Are you the “forget to water type” of gardener? Do plants die on you all the time? Maybe you ought to cozy up to a pot of succulents. Their fleshy stems conserve water, like cacti, but you won’t get jabbed by spines. Leaf surfaces are smooth, or covered with a soft fuzz, (although some types, like aloe and some echeveria do have pointy tips.)
To me, the smallish rounded succulents seem almost like little beings, appealingly squishy and cute. It’s perhaps a reason why succulents appeal to children: they have personality. There’s a rather bubble-wrap quality to their round waxy leaves, almost tempting you to squish. (I promise I’m not the only one who feels this way.) But hold yourself back.
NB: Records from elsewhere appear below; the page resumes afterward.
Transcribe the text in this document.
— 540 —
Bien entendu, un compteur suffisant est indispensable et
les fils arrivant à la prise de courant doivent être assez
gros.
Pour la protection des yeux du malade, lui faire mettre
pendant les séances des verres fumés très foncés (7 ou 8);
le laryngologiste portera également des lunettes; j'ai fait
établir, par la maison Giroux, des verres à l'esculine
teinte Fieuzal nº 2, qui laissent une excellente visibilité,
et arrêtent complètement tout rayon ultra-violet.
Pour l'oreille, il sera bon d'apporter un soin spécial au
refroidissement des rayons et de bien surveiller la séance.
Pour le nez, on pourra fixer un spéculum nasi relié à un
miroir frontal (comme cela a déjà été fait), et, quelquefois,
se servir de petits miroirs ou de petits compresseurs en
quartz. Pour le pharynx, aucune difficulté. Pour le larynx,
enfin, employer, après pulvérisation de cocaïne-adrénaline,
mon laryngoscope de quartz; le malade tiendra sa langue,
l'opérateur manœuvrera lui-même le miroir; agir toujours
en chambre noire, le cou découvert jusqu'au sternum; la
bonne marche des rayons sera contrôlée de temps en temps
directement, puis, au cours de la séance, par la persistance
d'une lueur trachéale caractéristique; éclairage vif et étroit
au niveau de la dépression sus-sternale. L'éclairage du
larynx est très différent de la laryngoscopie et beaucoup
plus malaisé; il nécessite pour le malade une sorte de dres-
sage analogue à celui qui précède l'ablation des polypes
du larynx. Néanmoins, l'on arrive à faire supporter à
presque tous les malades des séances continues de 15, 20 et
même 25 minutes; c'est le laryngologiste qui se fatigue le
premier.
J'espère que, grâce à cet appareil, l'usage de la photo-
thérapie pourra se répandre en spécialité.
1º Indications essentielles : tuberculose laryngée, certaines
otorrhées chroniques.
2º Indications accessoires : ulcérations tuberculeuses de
A warning: The fascinating range of succulent’s textures, colours, shapes and growth habits is perhaps dangerous if you are also the “collecting type”. Rosette forms, tree-like forms, sculptural, spindly, spiky, trailing: the selection is vast. There are tiny forms as well as massive. A trip to the succulent and cactus house at Toronto’s Allan Gardens is a great viewing spot for succulents any time of year.
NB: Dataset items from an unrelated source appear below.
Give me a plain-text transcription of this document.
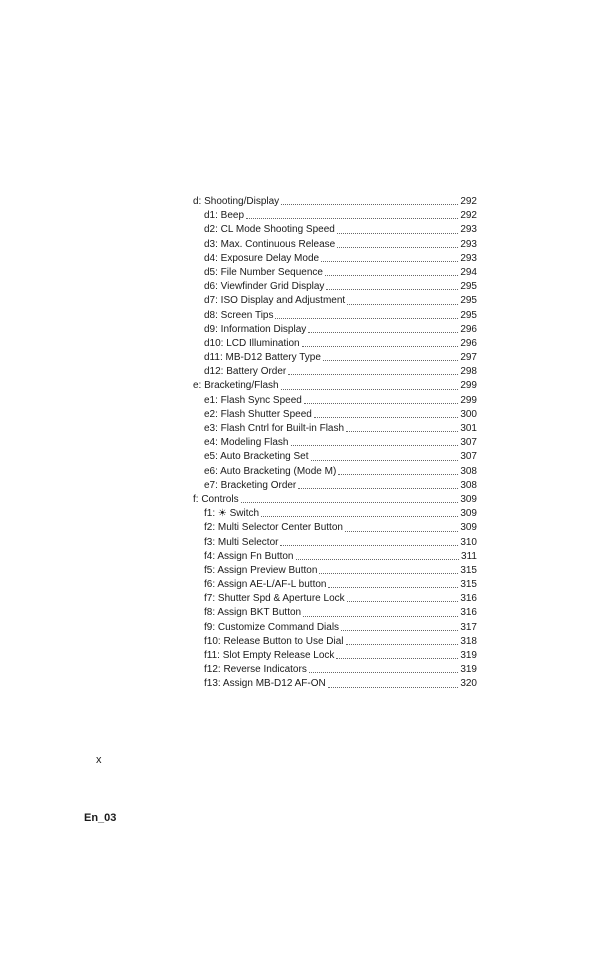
d: Shooting/Display	292
d1: Beep	292
d2: CL Mode Shooting Speed	293
d3: Max. Continuous Release	293
d4: Exposure Delay Mode	293
d5: File Number Sequence	294
d6: Viewfinder Grid Display	295
d7: ISO Display and Adjustment	295
d8: Screen Tips	295
d9: Information Display	296
d10: LCD Illumination	296
d11: MB-D12 Battery Type	297
d12: Battery Order	298
e: Bracketing/Flash	299
e1: Flash Sync Speed	299
e2: Flash Shutter Speed	300
e3: Flash Cntrl for Built-in Flash	301
e4: Modeling Flash	307
e5: Auto Bracketing Set	307
e6: Auto Bracketing (Mode M)	308
e7: Bracketing Order	308
f: Controls	309
f1: ☀ Switch	309
f2: Multi Selector Center Button	309
f3: Multi Selector	310
f4: Assign Fn Button	311
f5: Assign Preview Button	315
f6: Assign AE-L/AF-L button	315
f7: Shutter Spd & Aperture Lock	316
f8: Assign BKT Button	316
f9: Customize Command Dials	317
f10: Release Button to Use Dial	318
f11: Slot Empty Release Lock	319
f12: Reverse Indicators	319
f13: Assign MB-D12 AF-ON	320
x
En_03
Pots of mixed succulents are becoming more commonly available at garden centres. A grouping of them is quite dramatic, with varying shapes and textures growing at all angles. Succulents do need a bright spot indoors over the winter, south or west facing windows are best locations. Then, next spring you can put them outside where they will take the hottest, sunniest spot you have, and they won’t mind at all if you forget to water them.